Again, research performed on students in Holland, Switzerland and Australia has shown that CMN is higher in males and increases with age [16-18]. The results of our study show that CMN is more frequent in boys and its number increases with age. Also, as opposed to other research [8, 19, 20], the number of AMN does not increase with age.

Pigmentary factors indicate the children who are at a high risk for CMN development. The children with skin type II and fair hair colour are the most prone to develop many CMN. Skin type I has lower nevus counts, which might be due to better protection of these sun-sensitive children by their parents [9]. That skin types I and II were most prone to develop many CMN is shown to be important in our study, because people in our region do have not comprehensive information about sun-protection, the children with skin types I and II may not be sufficiently protected from the sun. However we did not use a questionnaire form, including questions about sun protection methods. This was another limitation of our study.

Dulon et al. [21] found that the median number of total nevus counts was 11, and no nevus was identified on 222 children (1.9%). In a study from Western Australia, English et al. [22] reported that the mean nevus count at age 10 was 7. Additionally, Autier et al. [23] found a median of 6 nevi ≥ 2 mm per child. Although the prevalence of CMN in our study is similar to those of other populations, we found that the median number of CMN counts in children in Anatolia was lower than those of the previous studies from other geographical regions. Sivas has a cold climate, and the people must be covered by clothes for more than six months of the year. This indispensable sun-protection may explain these lower CMN counts.

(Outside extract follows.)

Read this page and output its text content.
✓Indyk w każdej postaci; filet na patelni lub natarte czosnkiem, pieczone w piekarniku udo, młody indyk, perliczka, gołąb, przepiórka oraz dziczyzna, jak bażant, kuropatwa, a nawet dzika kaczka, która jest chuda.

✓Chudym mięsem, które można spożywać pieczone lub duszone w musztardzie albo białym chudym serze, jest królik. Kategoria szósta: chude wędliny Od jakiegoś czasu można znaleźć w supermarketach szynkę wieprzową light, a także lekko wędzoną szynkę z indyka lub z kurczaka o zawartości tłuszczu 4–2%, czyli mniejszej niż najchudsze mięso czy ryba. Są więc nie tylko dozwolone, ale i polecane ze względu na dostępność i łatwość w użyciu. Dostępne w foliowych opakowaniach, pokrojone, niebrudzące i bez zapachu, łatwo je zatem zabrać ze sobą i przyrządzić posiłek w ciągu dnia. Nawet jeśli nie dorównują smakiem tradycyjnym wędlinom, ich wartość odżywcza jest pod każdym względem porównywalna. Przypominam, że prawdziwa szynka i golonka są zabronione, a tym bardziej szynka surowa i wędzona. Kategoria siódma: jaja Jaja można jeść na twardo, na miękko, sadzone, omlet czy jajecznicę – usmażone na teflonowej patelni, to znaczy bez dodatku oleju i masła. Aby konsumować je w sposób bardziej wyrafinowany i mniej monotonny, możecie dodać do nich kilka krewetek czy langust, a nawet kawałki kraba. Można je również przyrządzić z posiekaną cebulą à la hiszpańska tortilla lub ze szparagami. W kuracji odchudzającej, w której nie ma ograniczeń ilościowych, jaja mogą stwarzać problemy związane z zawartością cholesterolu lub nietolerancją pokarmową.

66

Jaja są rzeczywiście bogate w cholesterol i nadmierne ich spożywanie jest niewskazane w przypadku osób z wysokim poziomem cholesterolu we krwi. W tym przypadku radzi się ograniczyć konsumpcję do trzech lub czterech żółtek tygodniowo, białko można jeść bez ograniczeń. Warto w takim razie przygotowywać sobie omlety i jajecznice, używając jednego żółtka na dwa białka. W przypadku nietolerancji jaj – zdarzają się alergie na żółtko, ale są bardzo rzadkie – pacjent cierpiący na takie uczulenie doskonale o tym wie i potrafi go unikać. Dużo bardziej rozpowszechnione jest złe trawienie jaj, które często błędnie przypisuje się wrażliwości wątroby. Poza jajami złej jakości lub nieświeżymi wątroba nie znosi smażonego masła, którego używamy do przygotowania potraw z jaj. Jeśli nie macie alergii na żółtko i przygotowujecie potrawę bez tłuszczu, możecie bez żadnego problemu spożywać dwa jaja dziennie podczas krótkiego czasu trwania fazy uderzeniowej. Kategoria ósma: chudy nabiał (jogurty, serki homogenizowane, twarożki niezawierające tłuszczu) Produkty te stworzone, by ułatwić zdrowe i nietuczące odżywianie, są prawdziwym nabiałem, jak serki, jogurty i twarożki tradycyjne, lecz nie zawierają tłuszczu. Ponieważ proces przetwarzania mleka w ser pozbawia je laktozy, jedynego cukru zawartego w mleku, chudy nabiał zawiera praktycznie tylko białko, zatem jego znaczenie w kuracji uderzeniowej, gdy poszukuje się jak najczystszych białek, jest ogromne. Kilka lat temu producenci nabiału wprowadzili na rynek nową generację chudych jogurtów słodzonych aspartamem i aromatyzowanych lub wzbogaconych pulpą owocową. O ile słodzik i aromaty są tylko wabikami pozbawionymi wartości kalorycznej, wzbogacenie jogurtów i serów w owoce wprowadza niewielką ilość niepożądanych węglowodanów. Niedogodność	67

The estimated prevalence of clinically atypical nevi ranges from 7 to 18% in different populations. These variations, at least in part, may arise from the use of different diagnostic criteria in different studies. Additionally, differences in sun exposure among populations of different studies may also contribute to these variations. The predilection of atypical nevi for intermittently sun-exposed areas (especially the trunk), their positive association with a history of painful sunburn (in which the pain lasts more than two days) or blistering sunburn, and the finding that people with clinically atypical nevi often have sun-sensitive skin types, suggest that the development of dysplastic nevi could be related to acute, intense, sun exposure [24]. Because the highest number of CMN was on the head-neck region, and the highest number of AMN was on the ventral and dorsal trunk, no relationship between CMN and AMN according to anatomical region can be defined.

Different results were found in studies that analyzed the effects of hair color, skin type, and eye colour on nevus prevalence [17, 25-27]. Gallagher et al. [28] did not find a relationship between light skin colour or eye colour and nevus prevalence. In other studies, it was proposed that individuals having light skin, eye and hair colour may have a high nevus prevalence [17, 25-27]. Also, in our study, there was a significant relationship between light skin colour and the presence of CMN, in our population, but we did not find a relationship between light eye colour and CMN prevalence.

The results of our study and further studies which take sun-exposure characteristics and pigmentary factors into account may facilitate the determination of additional factors affecting nevus development and may help to design preventive strategies for cutaneous melanoma in our geographical area.

Acknowledgements

Financial support: Cumhuriyet University Research Fund, Sivas, Turkey. Conflict of interest: none.